AN ACCIDENTAL LEGEND: Gerald Ford and his outspoken wife, Betty, shook up and cleaned out the White House, before getting the boot.
It is the great irony of Gerald Ford’s public life that he is remembered so fondly in death because he lost an election. In losing the presidency to Jimmy Carter in 1976, Ford’s political persona was indelibly stamped: he was the accidental president who did the right thing for his country, even though it cost him the White House.
That Ford did the right thing now seems clear. With the national mood so thoroughly poisoned by Watergate, his decision to pardon Richard Nixon prompted a firestorm of protest; Ford’s approval ratings dropped 40 points amid accusations of a “secret deal,” and he was excoriated by many of us who now praise him. But, though some continue to disagree, the verdict of history has come down squarely on Ford’s side: the pardon really did help the nation bind up the wounds of Watergate and put the long national nightmare of Nixon’s presidency behind us.
Ford’s subsequent loss to Carter cemented his reputation as the ultimate stand-up guy — but had he won, the pardon would not have seemed nearly so courageous, and Ford’s legacy would likely have been defined by the same intractable problems that plagued Carter.
Everyman, know thyself
Many of the eulogists who praised Ford over the past week cast him as a sort of likeable Everyman — an accurate portrayal, if Everyman had been a college football star, men’s-fashion model, Yale-educated lawyer, 13-term congressman, and a member of the Warren Commission. Ford was, in fact, a highly accomplished man, but his public image was much less than the sum of its parts.

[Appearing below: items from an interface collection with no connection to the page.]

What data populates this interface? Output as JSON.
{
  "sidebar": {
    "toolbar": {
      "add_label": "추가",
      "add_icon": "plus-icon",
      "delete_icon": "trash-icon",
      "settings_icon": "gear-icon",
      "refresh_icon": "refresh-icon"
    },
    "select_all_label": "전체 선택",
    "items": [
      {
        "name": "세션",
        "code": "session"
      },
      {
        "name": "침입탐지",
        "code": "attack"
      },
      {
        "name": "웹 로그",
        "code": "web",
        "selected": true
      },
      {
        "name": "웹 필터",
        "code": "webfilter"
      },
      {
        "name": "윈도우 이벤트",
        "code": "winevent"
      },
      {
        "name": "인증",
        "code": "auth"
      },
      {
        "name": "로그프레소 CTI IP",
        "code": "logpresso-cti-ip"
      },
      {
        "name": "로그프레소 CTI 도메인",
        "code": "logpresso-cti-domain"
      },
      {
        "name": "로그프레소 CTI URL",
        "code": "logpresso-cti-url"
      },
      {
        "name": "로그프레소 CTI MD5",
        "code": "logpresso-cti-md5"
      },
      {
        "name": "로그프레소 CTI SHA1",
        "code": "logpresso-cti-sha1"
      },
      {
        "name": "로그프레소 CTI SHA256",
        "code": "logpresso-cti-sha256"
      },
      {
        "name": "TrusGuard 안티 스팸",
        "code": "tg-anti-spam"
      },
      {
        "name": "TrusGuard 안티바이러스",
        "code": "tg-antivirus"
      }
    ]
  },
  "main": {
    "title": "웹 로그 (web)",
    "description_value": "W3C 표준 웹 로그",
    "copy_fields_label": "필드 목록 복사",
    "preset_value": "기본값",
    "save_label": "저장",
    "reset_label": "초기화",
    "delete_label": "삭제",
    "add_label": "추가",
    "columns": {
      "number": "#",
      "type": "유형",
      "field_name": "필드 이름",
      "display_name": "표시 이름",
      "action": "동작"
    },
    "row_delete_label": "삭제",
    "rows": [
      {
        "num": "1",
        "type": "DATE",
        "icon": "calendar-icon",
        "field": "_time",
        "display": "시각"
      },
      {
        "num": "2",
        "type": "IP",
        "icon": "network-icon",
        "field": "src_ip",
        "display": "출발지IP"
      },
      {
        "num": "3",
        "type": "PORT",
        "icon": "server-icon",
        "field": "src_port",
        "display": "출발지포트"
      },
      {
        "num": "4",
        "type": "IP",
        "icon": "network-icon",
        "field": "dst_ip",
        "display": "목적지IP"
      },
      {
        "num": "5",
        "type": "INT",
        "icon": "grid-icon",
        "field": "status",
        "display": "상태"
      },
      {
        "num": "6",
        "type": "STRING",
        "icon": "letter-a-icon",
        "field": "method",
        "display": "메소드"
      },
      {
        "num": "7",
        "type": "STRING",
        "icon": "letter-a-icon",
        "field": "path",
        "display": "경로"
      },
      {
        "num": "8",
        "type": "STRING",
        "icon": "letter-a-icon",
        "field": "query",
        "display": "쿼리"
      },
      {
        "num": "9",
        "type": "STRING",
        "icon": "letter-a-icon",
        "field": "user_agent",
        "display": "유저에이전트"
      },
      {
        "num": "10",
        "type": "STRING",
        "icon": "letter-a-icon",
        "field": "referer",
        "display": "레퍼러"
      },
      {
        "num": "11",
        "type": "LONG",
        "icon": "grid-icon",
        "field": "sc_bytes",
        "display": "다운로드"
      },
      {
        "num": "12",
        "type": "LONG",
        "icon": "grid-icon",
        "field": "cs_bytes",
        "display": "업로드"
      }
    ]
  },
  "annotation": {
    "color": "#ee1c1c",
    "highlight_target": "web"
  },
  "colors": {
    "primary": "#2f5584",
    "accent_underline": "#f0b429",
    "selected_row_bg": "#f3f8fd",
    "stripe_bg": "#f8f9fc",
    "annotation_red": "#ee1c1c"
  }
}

Blame it on Ford’s Midwestern stodginess, or on his habit of genial self-deprecation, or on the inevitable comparisons with the brilliant, but twisted Nixon. Perhaps most accurately, blame it on Chevy Chase, who got rich making Ford look like a pratfalling buffoon. But Ford was smart enough to know what he didn’t know, secure enough to surround himself with aides more brilliant than he, and strong enough to make hard decisions and take full responsibility for them. It’s been a long time since any resident of the White House fit that description.
Not that Ford had the makings of a great president; far from it. He was too much the hidebound conservative on economic policy: at a time when stagflation and the energy crisis were making a mess of our economy, his only response, it seemed, was to veto any social-spending bill that crossed his desk. Nor was he a visionary: his administration’s fundamental approach was limited to building on Nixon’s successes (the opening to China and détente with the Soviets) and cleaning up Nixon’s messes (Watergate, Vietnam, and national economic policy).
Still, Ford was a good president because he did what the nation needed him to do. He swept up after the elephant of Watergate, restored confidence in the institutions of national government, and humanized a presidency that under Nixon had bordered on the imperial, if not the sociopathic. Ford could do all that because he really was what he seemed to be — an immensely decent, honest, and unassuming man who usually tried to do the right thing and often succeeded.